Schedule 16
Finance Bill
12:00 pm

Kitty Ussher (Economic Secretary, HM Treasury; Burnley, Labour)
As the hon. Gentleman has just said, the amendments would remove from schedule 16 the provisions replacing the current definition of “investment transaction” in primary legislation with a new power, allowing the commissioners for HMRC to designate in regulations any transaction as an investment transaction.
It may be of use to Opposition Members if I say that our approach is favoured both by the Alternative Investment Management Association and the Investment Management Association, which, together, represent the overwhelming majority of industry participants. During the consultation, AIMA said that the industry wanted a new approach that would
“amend the legislative procedure to simplify/speed up the approval process”
for new transactions, and noted that the
“ability of the UK tax authorities to respond quickly to changes is important in a rapidly evolving industry”.
Schedule 16 delivers those benefits and is what the industry wants.
I take the general view that the City of London and the financial services sector is a jewel in Britain’s crown and one of our most important industry sectors, employing more than 1 million people throughout the country. Currently, about $400 billion is under management in the UK, and we are No. 2 in the world in the sector. Hundreds, perhaps thousands, of people are employed, so when the main industry bodies say that we can do something to make us as attractive, if not more attractive, to investment and expansion in the future, that is something that Governments of any colour should listen to. The amendments would undermine the approach that we are taking and leave the law exactly as it is. That is contrary to what the industry expressly sought during consultation and would mean that we could not deliver the simplification and speedy response to product innovation that are the drivers for what we are trying to do here.
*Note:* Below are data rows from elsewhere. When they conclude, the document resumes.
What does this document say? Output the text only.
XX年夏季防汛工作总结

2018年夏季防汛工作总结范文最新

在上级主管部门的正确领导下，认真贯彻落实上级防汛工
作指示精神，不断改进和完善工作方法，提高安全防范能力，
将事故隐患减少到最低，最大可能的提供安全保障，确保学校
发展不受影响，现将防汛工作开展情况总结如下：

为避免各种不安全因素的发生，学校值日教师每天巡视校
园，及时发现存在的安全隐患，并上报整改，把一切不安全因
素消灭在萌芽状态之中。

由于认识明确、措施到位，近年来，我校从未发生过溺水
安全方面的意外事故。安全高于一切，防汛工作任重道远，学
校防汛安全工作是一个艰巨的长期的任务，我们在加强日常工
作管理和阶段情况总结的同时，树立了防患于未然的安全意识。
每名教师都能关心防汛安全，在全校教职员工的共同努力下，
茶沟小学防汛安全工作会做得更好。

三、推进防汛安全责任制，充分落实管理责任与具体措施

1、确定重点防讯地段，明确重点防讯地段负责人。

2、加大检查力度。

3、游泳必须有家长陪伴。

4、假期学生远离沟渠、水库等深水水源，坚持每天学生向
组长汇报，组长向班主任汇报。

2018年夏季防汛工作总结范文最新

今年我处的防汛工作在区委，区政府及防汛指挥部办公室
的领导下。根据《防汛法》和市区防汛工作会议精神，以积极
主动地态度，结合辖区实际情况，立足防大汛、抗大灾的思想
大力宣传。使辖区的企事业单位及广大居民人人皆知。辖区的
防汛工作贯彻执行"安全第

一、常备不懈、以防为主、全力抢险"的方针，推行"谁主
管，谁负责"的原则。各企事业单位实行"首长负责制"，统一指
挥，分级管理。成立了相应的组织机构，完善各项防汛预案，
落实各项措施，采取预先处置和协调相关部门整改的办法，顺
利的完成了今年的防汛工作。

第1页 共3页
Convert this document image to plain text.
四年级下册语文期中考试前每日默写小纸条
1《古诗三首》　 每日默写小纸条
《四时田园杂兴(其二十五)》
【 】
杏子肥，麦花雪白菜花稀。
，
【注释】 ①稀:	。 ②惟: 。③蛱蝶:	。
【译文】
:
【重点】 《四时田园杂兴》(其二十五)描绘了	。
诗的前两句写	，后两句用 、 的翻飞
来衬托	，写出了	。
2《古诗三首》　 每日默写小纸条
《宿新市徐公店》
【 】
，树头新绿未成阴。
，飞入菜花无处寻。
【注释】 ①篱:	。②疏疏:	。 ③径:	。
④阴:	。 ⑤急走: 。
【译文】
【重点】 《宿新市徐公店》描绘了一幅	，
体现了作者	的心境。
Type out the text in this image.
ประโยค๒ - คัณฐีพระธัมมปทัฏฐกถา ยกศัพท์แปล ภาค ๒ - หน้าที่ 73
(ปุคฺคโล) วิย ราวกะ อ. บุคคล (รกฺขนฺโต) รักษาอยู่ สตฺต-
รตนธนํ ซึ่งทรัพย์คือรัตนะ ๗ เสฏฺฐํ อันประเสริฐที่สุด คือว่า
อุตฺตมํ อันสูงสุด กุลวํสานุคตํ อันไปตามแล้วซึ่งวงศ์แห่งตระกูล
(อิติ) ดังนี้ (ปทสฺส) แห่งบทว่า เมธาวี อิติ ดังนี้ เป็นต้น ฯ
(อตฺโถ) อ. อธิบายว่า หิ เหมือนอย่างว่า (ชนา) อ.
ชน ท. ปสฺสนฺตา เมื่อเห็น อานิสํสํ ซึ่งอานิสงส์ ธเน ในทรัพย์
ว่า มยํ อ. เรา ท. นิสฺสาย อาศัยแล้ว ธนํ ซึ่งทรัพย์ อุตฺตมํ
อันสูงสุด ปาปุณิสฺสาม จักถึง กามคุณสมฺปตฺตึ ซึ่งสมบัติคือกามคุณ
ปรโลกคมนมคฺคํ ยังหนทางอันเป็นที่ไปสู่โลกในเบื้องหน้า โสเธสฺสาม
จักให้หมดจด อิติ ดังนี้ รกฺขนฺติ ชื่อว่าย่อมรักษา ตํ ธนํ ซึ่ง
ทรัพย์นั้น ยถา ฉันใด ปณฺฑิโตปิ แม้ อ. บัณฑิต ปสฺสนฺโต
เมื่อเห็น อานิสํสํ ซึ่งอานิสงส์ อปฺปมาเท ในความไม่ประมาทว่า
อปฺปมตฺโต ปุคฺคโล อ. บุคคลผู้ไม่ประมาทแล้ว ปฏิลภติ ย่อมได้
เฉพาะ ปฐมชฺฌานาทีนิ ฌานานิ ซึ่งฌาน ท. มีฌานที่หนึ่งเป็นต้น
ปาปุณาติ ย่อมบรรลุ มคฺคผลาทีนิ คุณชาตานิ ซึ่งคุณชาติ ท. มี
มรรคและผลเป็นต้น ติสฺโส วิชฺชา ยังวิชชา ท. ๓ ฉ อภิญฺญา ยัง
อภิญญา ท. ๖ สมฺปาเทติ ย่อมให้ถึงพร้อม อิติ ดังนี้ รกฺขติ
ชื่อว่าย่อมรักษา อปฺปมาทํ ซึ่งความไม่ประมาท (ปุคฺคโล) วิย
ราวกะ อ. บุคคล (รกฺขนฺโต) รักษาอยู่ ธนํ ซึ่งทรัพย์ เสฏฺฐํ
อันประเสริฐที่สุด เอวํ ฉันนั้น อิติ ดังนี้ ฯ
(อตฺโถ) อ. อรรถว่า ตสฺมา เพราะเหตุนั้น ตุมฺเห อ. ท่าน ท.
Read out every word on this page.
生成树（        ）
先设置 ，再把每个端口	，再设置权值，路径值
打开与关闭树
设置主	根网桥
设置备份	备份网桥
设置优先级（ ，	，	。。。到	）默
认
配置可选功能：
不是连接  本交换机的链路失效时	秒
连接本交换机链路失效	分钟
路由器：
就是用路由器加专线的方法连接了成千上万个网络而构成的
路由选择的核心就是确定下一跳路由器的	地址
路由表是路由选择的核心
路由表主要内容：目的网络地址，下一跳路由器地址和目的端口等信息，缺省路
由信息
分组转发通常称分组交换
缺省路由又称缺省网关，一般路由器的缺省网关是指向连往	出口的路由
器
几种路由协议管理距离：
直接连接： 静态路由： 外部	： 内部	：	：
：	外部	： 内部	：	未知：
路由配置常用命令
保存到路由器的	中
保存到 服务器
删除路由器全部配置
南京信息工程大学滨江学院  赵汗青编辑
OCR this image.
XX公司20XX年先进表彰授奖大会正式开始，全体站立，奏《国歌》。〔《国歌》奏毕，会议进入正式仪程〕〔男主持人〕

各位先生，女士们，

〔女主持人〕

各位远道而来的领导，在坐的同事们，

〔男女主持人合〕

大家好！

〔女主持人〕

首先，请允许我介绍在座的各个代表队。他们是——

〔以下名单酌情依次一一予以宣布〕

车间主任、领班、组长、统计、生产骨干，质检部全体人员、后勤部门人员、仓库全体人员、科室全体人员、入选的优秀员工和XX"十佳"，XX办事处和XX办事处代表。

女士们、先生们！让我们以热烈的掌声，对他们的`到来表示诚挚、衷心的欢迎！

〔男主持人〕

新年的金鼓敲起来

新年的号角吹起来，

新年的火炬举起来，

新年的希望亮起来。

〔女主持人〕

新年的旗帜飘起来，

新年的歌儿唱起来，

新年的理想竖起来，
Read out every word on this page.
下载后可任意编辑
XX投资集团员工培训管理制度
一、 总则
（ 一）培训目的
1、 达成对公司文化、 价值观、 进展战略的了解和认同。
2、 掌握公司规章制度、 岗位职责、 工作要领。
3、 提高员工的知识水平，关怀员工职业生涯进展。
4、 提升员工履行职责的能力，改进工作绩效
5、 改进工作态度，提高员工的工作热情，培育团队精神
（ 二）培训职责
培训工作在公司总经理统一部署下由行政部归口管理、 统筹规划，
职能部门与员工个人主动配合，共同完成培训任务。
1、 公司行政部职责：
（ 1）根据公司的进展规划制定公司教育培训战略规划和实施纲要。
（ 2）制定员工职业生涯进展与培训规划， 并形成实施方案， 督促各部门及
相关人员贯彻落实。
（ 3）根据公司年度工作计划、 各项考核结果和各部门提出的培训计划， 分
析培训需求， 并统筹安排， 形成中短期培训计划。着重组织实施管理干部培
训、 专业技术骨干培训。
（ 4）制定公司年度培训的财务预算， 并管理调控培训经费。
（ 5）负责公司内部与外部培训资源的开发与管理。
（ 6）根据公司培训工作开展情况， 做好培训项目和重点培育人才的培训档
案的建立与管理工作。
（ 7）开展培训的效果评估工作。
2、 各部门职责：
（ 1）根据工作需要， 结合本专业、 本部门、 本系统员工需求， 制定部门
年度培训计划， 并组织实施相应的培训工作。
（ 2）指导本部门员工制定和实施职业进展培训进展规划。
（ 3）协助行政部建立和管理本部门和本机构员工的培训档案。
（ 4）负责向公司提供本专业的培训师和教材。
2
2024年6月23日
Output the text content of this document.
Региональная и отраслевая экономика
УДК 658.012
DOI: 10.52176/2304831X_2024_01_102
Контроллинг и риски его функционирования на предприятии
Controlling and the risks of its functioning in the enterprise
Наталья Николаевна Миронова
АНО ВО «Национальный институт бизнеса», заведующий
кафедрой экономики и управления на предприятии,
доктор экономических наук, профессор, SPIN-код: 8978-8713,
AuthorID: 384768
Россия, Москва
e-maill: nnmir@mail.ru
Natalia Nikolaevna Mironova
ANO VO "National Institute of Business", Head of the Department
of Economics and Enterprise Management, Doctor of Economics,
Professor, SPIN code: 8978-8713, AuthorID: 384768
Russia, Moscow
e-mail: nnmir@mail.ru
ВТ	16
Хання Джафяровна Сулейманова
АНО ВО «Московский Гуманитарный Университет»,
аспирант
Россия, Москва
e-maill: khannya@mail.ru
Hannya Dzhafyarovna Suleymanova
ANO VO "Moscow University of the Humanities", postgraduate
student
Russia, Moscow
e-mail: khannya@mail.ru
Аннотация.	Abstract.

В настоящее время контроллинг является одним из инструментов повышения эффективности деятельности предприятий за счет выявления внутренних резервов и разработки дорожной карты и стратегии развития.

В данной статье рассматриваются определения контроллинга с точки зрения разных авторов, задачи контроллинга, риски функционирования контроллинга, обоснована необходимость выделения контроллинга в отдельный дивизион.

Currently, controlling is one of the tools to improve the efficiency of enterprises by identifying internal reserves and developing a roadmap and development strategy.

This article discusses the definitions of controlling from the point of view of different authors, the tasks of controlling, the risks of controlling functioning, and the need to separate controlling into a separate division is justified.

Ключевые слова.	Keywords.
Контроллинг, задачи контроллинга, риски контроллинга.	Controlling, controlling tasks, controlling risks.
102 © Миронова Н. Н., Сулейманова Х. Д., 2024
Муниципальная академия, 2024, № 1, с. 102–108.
I understand the general point that the hon. Gentleman makes. It is good government to scrutinise as much as possible in Committee and on the Floor of the House. We have sought to square the circle by giving positive assurances. HMRC has already given assurances as to how this power will be used. It is important that these are on the record, so I shall briefly reiterate them. All transactions that currently meet the definition of “investment transaction” in primary legislation will be included in the regulations made under the new power, so investment managers can be reassured that all transactions that currently qualify will continue to do so. HMRC has also said that it will agree with the industry and publish in guidance a statement of assurance about handling any future changes to the transactions that qualify for the investment manager exemption.
HMRC is also committed, as indeed am I, to maintaining the dialogue with the industry and its representative bodies in relation to this and other issues of interest or concern—the dialogue out of which these proposed legislative changes have themselves arisen. It may be helpful if I set out how I see this working in practice. HMRC would not spontaneously decide that a new type of product should be added to the list, but the industry would tell us about an innovation or a new type of derivative that it wants to trade in because it thinks that it would help its business. The product would not be doing any harm to anyone else, and industry will ask us to clarify that the rules mean that it is still exempted. We will have a look and say yes.